√ 16.BÖLÜM |Part 2|

45.1K 2.1K 203
                                    

Merhaba arkadaşlar bölümü yetiştirebilirsem daha erken yayınlayacaktım ama maalesef yetişmedi.

Bir Baba İstiyoruz!'u paylaşalı tam bir yıl oldu.

Buraya kadar bana destek olan herkese teşekkür ederim.

Birinci yıl şerefine bol bol yorum ve oy istiyorum ona göre.

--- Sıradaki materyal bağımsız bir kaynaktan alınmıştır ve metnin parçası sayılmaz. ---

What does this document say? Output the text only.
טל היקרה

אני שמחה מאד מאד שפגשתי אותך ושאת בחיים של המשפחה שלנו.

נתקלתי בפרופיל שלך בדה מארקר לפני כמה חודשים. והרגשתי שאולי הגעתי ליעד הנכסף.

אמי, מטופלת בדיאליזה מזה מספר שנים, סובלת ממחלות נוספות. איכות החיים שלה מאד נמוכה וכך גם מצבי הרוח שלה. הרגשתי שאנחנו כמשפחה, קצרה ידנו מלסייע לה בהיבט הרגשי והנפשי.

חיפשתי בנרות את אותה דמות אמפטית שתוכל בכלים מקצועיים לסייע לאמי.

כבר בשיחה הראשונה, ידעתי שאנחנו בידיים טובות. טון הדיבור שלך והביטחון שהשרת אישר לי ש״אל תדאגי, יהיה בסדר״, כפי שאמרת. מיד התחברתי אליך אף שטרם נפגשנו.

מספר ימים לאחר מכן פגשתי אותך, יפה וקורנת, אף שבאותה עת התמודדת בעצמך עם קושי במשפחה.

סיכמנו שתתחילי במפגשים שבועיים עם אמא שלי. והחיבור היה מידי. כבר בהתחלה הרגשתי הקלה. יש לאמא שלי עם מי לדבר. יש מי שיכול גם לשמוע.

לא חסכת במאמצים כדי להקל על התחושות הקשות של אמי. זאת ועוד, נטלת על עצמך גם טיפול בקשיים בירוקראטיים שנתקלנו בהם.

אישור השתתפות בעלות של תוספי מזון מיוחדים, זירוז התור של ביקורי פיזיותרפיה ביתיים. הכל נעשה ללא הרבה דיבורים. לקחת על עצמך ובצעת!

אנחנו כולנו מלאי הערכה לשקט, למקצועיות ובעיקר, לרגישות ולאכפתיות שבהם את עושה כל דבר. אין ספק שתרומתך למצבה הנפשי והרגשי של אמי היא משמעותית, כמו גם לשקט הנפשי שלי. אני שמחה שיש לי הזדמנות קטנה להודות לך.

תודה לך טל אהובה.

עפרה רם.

Ayrıca geçmiş öğretmen ve öğretmen adaylarının günü kutlu olsun.

Keyifli okumalar...

**

"Beyler! Dinçer abiniz sadece konuşmak için mi gönderdi sizi?" sadece kelimesini vurgulamak istercesine yüksek sesle konuştum. Almanya da iken böyle adamlardan özellikle uzak durmama rağmen şimdi burada, böyle kendini adam zannedenlerle uğraşmak zorunda kalmam can sıkıcı oldu.

Anladığım kadarı ile diğer mafya kılıklıların ele başı tek kaşını kaldırıp güldü.

"Evet, şimdi bizimle geliyorsun!" sözünü bitirir bitirmez yanındaki arabanın arka kapısını açtı.

"Beyler, Dinçer abiniz ne konuşmak isterse ofisime bekliyorum. Anlaşılan konuşacağı konu mühim ama benim şuan için zamanım yok. O yüzden maalesef sizinle gelemeyeceğim. " sesimi alaylı çıkardım ve bir an önce gitmelerini umdum.

Bana doğru iki tane adamın yürümesi ile duruşum değişti.

"Avukat Hanım, siz kendi isteğinizle gelmezseniz biz zorla götürmek zorunda kalırız. Daha fazla işimizi zorlaştırmadan arabaya binin!"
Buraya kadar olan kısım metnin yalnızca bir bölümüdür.